Secondo nuovi test, la gravidanza modifica il cervello di una madre, con...

Secondo nuovi test, la gravidanza modifica il cervello di una madre, con sorprendenti novità

Condividi
Reading Time: 2 minutes

Come ogni genitore sa e vi dirà, una volta avuti i figli, non è più lo stesso, compreso, a quanto pare, il cervello delle loro madri.  

In un articolo appena pubblicato su Nature Neuroscience, un team guidato da Elseline Hoekzema della Universitat Autònoma de Barcelona, in Spagna, descrive per la prima volta come la gravidanza altera il cervello delle donne. 

Il dr Hoekzema ed i suoi colleghi hanno eseguito test dettagliati del cervello di 65 donne volontarie, con desiderio di diventare madri, ed altre 20 che non avevano tale desiderio. Circa 15 mesi dopo, quando ormai 25 dei loro volontari avevano portato a termine la gravidanza, hanno ripetuto il processo. 

Confrontando i test, questi ultimi hanno mostrato significative riduzioni del volume di materia grigia nel cervello delle neomamme. Il risultato è così affidabile da poter prevedere con perfetta accuratezza chi delle donne era incinta e chi no. Quando i ricercatori hanno riesaminato le madri due anni più tardi, la maggior parte delle alterazioni erano ancora presenti. 

Il dr Hoekzema e i suoi colleghi sospettavano che qualcosa nel processo biologico di gravidanza stesse causando i cambiamenti. Per confermare tale studio, hanno anche confrontato il cervello delle loro donne con quello di alcuni uomini, due padri. Il cervello degli uomini, come quelli delle donne senza figli, non ha tuttavia mostrato tale cambiamento. Inoltre, studi anche sugli animali, hanno mostrato che i ratti che hanno avuto cuccioli avevano cambiamenti notevoli e duraturi nella struttura del cervello. Essi tendevano ad essere meno ansiosi, maggiormente in grado di far fronte allo stress, e di avere una migliore memoria. 

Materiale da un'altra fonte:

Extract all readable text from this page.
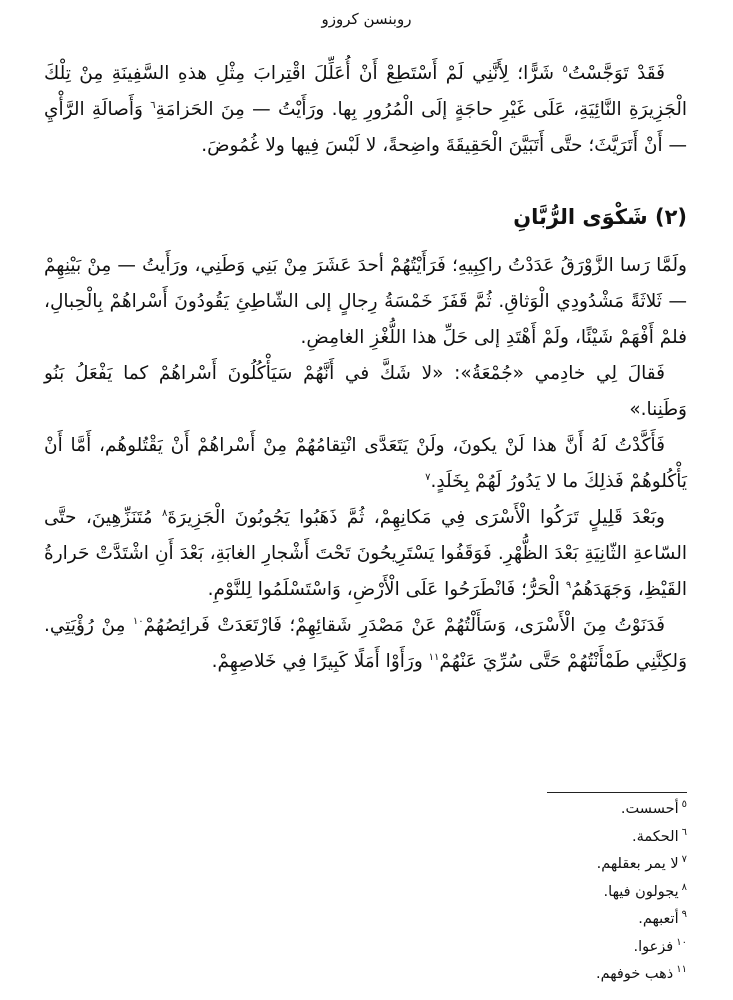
روبنسن كروزو
فَقَدْ تَوَجَّسْتُ$^٥$ شَرًّا؛ لِأَنَّنِي لَمْ أَسْتَطِعْ أَنْ أُعَلِّلَ اقْتِرابَ مِثْلِ هذهِ السَّفِينَةِ مِنْ تِلْكَ الْجَزِيرَةِ النَّائِيَةِ، عَلَى غَيْرِ حاجَةٍ إلَى الْمُرُورِ بِها. ورَأَيْتُ — مِنَ الحَزامَةِ$^٦$ وَأَصالَةِ الرَّأْيِ — أَنْ أَتَرَيَّثَ؛ حتَّى أَتَبَيَّنَ الْحَقِيقَةَ واضِحةً، لا لَبْسَ فِيها ولا غُمُوضَ.
(٢) شَكْوَى الرُّبَّانِ

ولَمَّا رَسا الزَّوْرَقُ عَدَدْتُ راكِبِيهِ؛ فَرَأَيْتُهُمْ أحدَ عَشَرَ مِنْ بَنِي وَطَنِي، ورَأَيتُ — مِنْ بَيْنِهِمْ — ثَلاثَةً مَشْدُودِي الْوَثاقِ. ثُمَّ قَفَزَ خَمْسَةُ رِجالٍ إلى الشّاطِئِ يَقُودُونَ أَسْراهُمْ بِالْحِبالِ، فلمْ أَفْهَمْ شَيْئًا، ولَمْ أَهْتَدِ إلى حَلِّ هذا اللُّغْزِ الغامِضِ.

فَقالَ لِي خادِمي «جُمْعَةُ»: «لا شَكَّ في أَنَّهُمْ سَيَأْكُلُونَ أَسْراهُمْ كما يَفْعَلُ بَنُو وَطَنِنا.»

فَأَكَّدْتُ لَهُ أَنَّ هذا لَنْ يكونَ، ولَنْ يَتَعَدَّى انْتِقامُهُمْ مِنْ أَسْراهُمْ أَنْ يَقْتُلوهُم، أَمَّا أَنْ يَأْكُلوهُمْ فَذلِكَ ما لا يَدُورُ لَهُمْ بِخَلَدٍ.$^٧$

وبَعْدَ قَلِيلٍ تَرَكُوا الْأَسْرَى فِي مَكانِهِمْ، ثُمَّ ذَهَبُوا يَجُوبُونَ الْجَزِيرَةَ$^٨$ مُتَنَزِّهِينَ، حتَّى السّاعةِ الثّانِيَةِ بَعْدَ الظُّهْرِ. فَوَقَفُوا يَسْتَرِيحُونَ تَحْتَ أَشْجارِ الغابَةِ، بَعْدَ أَنِ اشْتَدَّتْ حَرارةُ القَيْظِ، وَجَهَدَهُمُ$^٩$ الْحَرُّ؛ فَانْطَرَحُوا عَلَى الْأَرْضِ، وَاسْتَسْلَمُوا لِلنَّوْمِ.

فَدَنَوْتُ مِنَ الْأَسْرَى، وَسَأَلْتُهُمْ عَنْ مَصْدَرِ شَقائِهِمْ؛ فَارْتَعَدَتْ فَرائِصُهُمْ$^{١٠}$ مِنْ رُؤْيَتِي. وَلكِنَّنِي طَمْأَنْتُهُمْ حَتَّى سُرِّيَ عَنْهُمْ$^{١١}$ ورَأَوْا أَمَلًا كَبِيرًا فِي خَلاصِهِمْ.

$^٥$أحسست.
$^٦$الحكمة.
$^٧$لا يمر بعقلهم.
$^٨$يجولون فيها.
$^٩$أتعبهم.
$^{١٠}$فزعوا.
$^{١١}$ذهب خوفهم.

La vicenda sembra comunque avere un senso da un punto di vista evolutivo. I neonati sono impotenti, e, al fine di prendersi cura di loro una madre deve essere brava a dedurre di cosa hanno bisogno. Il ricablaggio può anche influenzare in meglio il legame madre figlio. Dopo il parto, il team di ricerca somministrava un test psicologico standard progettato per misurare quanto erano attaccate quelle donne ai propri bambini. Quelli con le maggiori riduzioni del volume di materia grigia, nel complesso, erano le più legate ai loro bambini. 

Cablaggio efficiente 

Attribuire tutto questo a una riduzione del volume di materia grigia, piuttosto che un aumento, sembra poco logico. Ma il dottor Hoekzema sostiene che probabilmente sia la prova di un processo chiamato “potatura sinaptica”, in cui le connessioni poco utilizzate tra i neuroni sono autorizzate a scomparire, mentre la più utilizzata diventa quella più forte.  

Del resto, anche l’ondata di ormoni sessuali durante l’adolescenza è pensata per causare una grande potatura sinaptica. E’ quindi ragionevole supporre che l’ancora più grande ondata ormonale sperimentata durante la gravidanza potrebbe avere un effetto simile. Quando si tratta di cervello, dopo tutto, più grande non è necessariamente migliore.